Dollar assets form an important part of its foreign exchange reserves and the U.S. currency plays a prominent role in the global monetary system, China's central bank said Sunday.
The comments, made to the Xinhua news agency by an unidentified central bank official, follow a report last week by a British newspaper suggesting that Beijing could dump its vast dollar holdings if a trade war broke out with Washington.
"U.S. dollar assets, including American government bonds, are an important component of China's foreign exchange reserves as the dollar enjoys a major position in the international monetary system based on the large capacity and high liquidity of U.S. financial markets," Xinhua quoted the official as saying.
Britain's Daily Telegraph said on Wednesday that "the Chinese government has begun a concerted campaign of economic threats against the United States," and was hinting that it might liquidate its holdings of U.S. Treasuries if Washington imposed trade sanctions.
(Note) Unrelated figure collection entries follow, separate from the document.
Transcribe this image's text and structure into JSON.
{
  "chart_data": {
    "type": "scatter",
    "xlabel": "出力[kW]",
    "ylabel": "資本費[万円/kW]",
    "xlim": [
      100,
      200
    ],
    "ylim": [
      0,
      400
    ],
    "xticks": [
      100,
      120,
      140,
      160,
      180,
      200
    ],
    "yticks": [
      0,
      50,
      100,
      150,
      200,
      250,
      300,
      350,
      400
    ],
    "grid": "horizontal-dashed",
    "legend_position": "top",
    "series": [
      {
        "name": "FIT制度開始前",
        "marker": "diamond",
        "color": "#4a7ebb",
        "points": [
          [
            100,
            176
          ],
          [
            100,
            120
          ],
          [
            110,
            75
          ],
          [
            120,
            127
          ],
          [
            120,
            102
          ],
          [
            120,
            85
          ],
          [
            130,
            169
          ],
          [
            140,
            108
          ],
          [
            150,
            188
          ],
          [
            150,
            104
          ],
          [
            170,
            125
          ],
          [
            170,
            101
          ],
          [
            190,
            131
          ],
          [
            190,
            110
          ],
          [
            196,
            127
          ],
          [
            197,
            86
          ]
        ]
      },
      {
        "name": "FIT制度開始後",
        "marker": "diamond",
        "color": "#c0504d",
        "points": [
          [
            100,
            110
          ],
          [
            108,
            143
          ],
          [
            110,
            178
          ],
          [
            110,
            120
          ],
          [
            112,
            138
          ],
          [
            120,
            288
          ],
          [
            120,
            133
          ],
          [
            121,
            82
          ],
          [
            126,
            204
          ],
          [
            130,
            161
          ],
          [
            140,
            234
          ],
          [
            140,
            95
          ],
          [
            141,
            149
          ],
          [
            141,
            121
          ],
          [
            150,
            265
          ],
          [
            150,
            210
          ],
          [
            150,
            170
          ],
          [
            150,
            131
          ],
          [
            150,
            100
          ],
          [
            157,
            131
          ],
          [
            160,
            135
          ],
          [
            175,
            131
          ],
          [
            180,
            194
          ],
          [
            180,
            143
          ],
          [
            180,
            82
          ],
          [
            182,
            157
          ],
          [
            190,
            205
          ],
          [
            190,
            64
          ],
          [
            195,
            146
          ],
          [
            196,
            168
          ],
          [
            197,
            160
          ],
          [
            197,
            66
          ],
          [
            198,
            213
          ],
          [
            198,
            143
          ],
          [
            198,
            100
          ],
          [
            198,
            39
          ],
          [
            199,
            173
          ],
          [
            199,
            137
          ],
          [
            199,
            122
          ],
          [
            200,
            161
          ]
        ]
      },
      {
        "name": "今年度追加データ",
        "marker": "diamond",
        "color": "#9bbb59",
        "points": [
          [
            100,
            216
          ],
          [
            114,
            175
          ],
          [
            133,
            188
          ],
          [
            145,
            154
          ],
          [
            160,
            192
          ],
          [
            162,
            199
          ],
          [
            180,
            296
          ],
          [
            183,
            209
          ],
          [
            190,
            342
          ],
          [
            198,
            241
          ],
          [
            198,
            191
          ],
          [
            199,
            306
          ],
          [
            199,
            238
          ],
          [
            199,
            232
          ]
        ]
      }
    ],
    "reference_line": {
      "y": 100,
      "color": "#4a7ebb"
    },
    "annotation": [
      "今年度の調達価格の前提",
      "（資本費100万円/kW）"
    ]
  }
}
The story caused a stir in global markets. U.S. President George W. Bush said China would be foolhardy to dump dollars, while the top Republican on the U.S. Senate Finance Committee wrote to the Chinese ambassador seeking clarification.
Asked about newspaper report, the central bank official said: "China is a responsible investor in the international capital markets."
His comments follow concerted liquidity injections on Thursday and Friday by global central banks to soothe investors' fears that spreading losses stemming from investments in subprime U.S. mortgages could snowball into a global credit crunch.
Restating official policy, the official said Beijing's priorities in managing its $1.33 trillion in foreign currency reserves were safety, liquidity and investment returns.
He said China had always taken a long-term, strategic view in its reserves management that took account of the changing trends in the global capital and foreign exchange markets.
"The close economic and trade relations between China and the United States play an important role in the stable development of the two countries' economies and the world economy as well," the official told Xinhua.
The Daily Telegraph said recent remarks by Xia Bin and He Fan, two senior economists at Chinese government-backed think tanks, were the first time Beijing had warned that it might use its foreign reserves as a political weapon.
Analysts and traders in China played down the two economists' remarks. They did not believe the comments indicated any change in Beijing's official policy and said their remarks in any case were not new.